The Shot: Sweep Me Up.


Man looking at the sky
Sweep me up. Antwerp, Belgium, 2015. Photo: Dan Cavallari

Tourists are selfish. It's okay, we've all been tourists and we've all taken something we're not supposed to take. This photo is one of those things, and while I know it was selfish, I'm glad I took it. I think about it all the time and in an age in which it's easy to go numb, this one keeps me feeling.


I was in Antwerp, Belgium during the 2015 Tour de France, and I had a rare moment to myself to wander the town before that day's stage started.
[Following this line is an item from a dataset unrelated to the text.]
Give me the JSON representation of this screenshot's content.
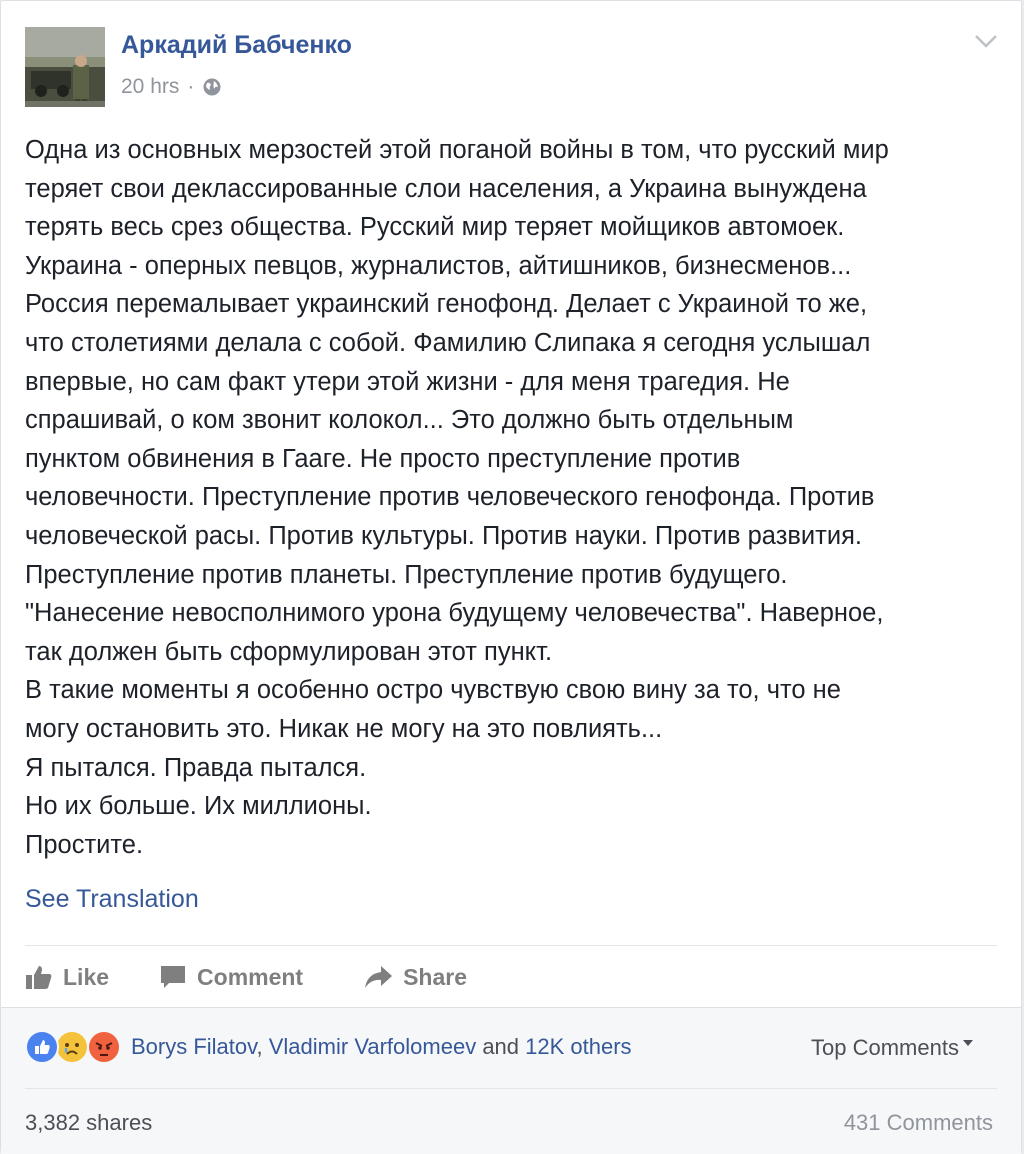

Not far from where my colleagues (usually read: drinking buddies) were sipping espresso and catching up on email, I wandered through cobbled streets, drinking in Belgium for the first time in my life. The town was throbbing with tourists from all over Europe and beyond, all hoping to catch a glimpse of their favorite racers as they rolled through the city center on the way to the finish line somewhere far away on a television screen.


Every square inch of Antwerp bustled and hummed. All off them except this alleyway.


And of course, I stole something.


It was a quick thing, something I didn't think about. The man in the photo had been standing at an intersection and I could not see beyond him in either direction. To his right, throngs of cycling fans. In front of him, a mystery to me, except for sunlight. Despite the crowds, this particular junction happened to bask in quiet, and it was of course a moment for this man to enjoy the warmth on his face. Perhaps I should not have shared the moment with him, but tourists are selfish and I happened to see something worth taking. The man in the photo did not have to know.


Even years later I feel sort of bad about it, experiencing this man's quick moment of solace without him even knowing about it. In subsequent years, I had often thought of this photo as mine, something I had captured, but it's not mine really. Not at all, despite how many times I had tried to capture it in fiction (everything from a melodramatic play on classical music to a brutal, uncomfortable, and unwieldy reflection on terrorism). It was always borrowed and always will be.


But the quiet, and his stature in the sunlight, the relaxing position of his shoulders and the questioning angle of his face — and of course, the bicycle in the shot, my favorite symbol of freedom and peace — makes the shot feel like a small favor to me. It may be borrowed, but it's still mine.